“NOW’s” Day Off Outrage More Of A Whine
By WILLIAM H. MARSHNER
THE WANDERER
May 22, 1975
WASHINGTON, D.C. — Members of the National Organization for Women (NOW), the Americans United for the Separation of Church and State, and the so-called Catholics for a Free Choice staged a three-hour protest march in front of the residence of the Apostolic Delegate, Archbishop Jean Jadot, on Sunday, May 11th — Mother’s Day.
The purpose of the march was to celebrate a mother’s legal right to kill her unborn children and to attack the Roman Catholic Church for its alleged role in seeking to restrict this “right.”
Billed as a “National Day of Outrage,” the march had been planned since October of last year, according to NOW spokesperson Jeanne Clark. Ms. Clark strongly denied that the march had been organized as a response to the recent pastoral letter of San Diego’s Bishop Maher. “No, Maher was reacting to us,” she said. Ms. Clark served as Eastern regional mobilization coordinator for the march.
In other words, the “Day of Outrage” was designed as NOW‘s answer to the Jan. 22nd March for Life, which has been successfully held by right-to-life groups for the last two years. In light of that comparison, the May 11th protest appears to have been a dismal failure indeed. The D.C. metropolitan police official crowd estimate placed the number of marchers at between 600 and 800. The march organizers themselves claimed only about 2,000. By contrast, the 1975 March for Life drew close to 40,000 people.

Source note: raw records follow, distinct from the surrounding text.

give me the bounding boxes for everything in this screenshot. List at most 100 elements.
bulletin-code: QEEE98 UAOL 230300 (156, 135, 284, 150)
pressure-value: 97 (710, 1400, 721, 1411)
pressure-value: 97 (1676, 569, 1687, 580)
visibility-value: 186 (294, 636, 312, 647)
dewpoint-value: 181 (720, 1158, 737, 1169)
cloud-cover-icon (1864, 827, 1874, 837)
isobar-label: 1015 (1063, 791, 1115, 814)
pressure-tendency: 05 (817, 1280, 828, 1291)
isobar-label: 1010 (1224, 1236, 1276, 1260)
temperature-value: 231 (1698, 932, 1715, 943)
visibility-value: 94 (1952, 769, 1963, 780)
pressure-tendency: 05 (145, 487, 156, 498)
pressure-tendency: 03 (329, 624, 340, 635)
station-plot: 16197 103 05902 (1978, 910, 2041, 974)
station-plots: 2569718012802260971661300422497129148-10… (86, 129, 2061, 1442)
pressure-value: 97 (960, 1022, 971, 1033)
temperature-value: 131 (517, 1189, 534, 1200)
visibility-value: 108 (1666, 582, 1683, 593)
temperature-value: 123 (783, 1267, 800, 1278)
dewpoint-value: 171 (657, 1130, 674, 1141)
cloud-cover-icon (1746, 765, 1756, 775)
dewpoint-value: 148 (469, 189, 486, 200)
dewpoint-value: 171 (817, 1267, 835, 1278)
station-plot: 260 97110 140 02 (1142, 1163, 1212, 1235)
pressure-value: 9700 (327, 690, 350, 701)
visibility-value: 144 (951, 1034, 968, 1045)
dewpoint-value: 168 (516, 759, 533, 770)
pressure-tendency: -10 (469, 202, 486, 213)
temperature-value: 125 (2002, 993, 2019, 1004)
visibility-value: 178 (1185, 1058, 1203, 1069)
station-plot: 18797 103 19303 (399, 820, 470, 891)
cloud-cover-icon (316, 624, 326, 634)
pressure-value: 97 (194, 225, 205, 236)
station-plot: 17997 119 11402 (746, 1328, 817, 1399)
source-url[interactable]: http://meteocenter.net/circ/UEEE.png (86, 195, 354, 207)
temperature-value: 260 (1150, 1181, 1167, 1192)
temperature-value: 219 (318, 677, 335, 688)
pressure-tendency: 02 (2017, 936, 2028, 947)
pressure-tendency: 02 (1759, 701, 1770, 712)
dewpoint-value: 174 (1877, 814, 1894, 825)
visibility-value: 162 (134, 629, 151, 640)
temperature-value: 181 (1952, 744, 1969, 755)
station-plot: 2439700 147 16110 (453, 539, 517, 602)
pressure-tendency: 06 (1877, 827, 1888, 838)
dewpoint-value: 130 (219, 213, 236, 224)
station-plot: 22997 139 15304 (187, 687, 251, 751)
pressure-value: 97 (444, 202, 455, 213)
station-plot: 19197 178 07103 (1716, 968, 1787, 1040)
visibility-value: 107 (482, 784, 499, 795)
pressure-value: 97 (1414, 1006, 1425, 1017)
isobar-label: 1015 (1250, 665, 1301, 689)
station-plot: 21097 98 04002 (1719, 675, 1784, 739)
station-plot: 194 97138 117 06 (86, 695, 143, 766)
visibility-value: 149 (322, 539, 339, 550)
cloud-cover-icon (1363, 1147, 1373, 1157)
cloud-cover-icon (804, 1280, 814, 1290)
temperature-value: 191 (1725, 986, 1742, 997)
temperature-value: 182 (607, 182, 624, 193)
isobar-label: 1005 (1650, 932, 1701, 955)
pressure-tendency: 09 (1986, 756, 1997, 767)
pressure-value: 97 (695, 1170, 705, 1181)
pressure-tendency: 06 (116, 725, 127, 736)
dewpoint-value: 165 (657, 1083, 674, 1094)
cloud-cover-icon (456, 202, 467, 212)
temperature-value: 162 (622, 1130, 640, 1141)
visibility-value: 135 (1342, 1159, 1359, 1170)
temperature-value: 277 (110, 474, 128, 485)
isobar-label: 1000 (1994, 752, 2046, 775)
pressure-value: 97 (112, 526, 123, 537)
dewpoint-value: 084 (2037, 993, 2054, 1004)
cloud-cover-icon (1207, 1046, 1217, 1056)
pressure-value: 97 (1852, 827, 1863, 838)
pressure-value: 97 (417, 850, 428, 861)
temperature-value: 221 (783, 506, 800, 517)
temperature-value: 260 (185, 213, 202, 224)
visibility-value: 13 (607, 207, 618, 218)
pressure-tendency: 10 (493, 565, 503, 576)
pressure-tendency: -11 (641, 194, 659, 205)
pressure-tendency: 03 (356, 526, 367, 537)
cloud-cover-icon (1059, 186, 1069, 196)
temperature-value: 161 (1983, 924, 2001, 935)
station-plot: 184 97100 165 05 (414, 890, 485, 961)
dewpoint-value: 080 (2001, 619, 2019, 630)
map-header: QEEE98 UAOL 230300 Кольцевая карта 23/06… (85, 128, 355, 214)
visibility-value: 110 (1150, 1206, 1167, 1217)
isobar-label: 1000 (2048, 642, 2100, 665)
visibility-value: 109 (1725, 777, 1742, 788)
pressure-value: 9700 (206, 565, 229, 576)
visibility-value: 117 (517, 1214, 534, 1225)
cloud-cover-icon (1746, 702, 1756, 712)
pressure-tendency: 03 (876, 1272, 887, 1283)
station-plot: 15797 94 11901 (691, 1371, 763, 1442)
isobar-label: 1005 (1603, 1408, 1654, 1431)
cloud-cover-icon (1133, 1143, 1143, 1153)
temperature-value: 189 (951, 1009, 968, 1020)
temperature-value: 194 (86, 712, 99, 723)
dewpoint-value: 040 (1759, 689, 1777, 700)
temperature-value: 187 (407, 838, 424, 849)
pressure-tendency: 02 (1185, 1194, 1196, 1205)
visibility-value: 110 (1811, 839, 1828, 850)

Perhaps more people are attracted by red roses than by bloody coat hangers. For, with astonishingly poor taste, the “Day of Outrage” organizers chose the bloody coat hanger as the symbol for their march. Large, white buttons had been manufactured bearing this device in black, dripping red at one end. Most of the marchers wore this button along with others such as “BEAT THE FETUS FETISHISTS.” In another maladroit move, the organizers had encouraged people to wear black shirts (supposedly in mourning for women killed by quack abortionists), despite the Fascist connotations.
Mourning for women “martyred” by quacks was supposed to be a major theme of this demonstration, but it disappeared in the marcher’s predominant attitude of spiteful hilarity. “Two-four-six- eight, separate the Church and State!” “Eight-six-four-two, the Pope can’t tell us what to do!” squealed the overwhelmingly female crowd in a tone of distinctly adolescent defiance like parochial schoolgirls who have ganged up to break the no smoking rule in chapel. These and other chants were kept going by cheerleaders (no less), middle-aged women doing rock’em, sock’em routines they must have learned at high school pep rallies. Most of the marchers appeared to be in their late 20s or early 30s. Only a handful were Black. There were very few men.
The homemade signs stressed two themes consistently: sex and the un-American nature of the Roman Catholic Church. Often the two themes were combined in the form of indecent suggestions about the Holy Father. Sometimes the message was purely nativist, as in the sign which said, “The Papacy is in contempt of the Supreme Court.”
Early in April, a counterdemonstration had been planned by Catholic lay people loyal to the Church from several Eastern States. This was to be a show of loyalty to the hierarchy and appreciation for the pro-life stand of the clergy. The plan was cancelled abruptly, however, when the organizers were informed by Fr. Richard Pates, an aide to the Apostolic Delegate, that Archbishop Jadot was firmly opposed to any counteraction. The Archbishop made no comment on the “Day of Outrage” and granted no interviews either to the protestors or to the media.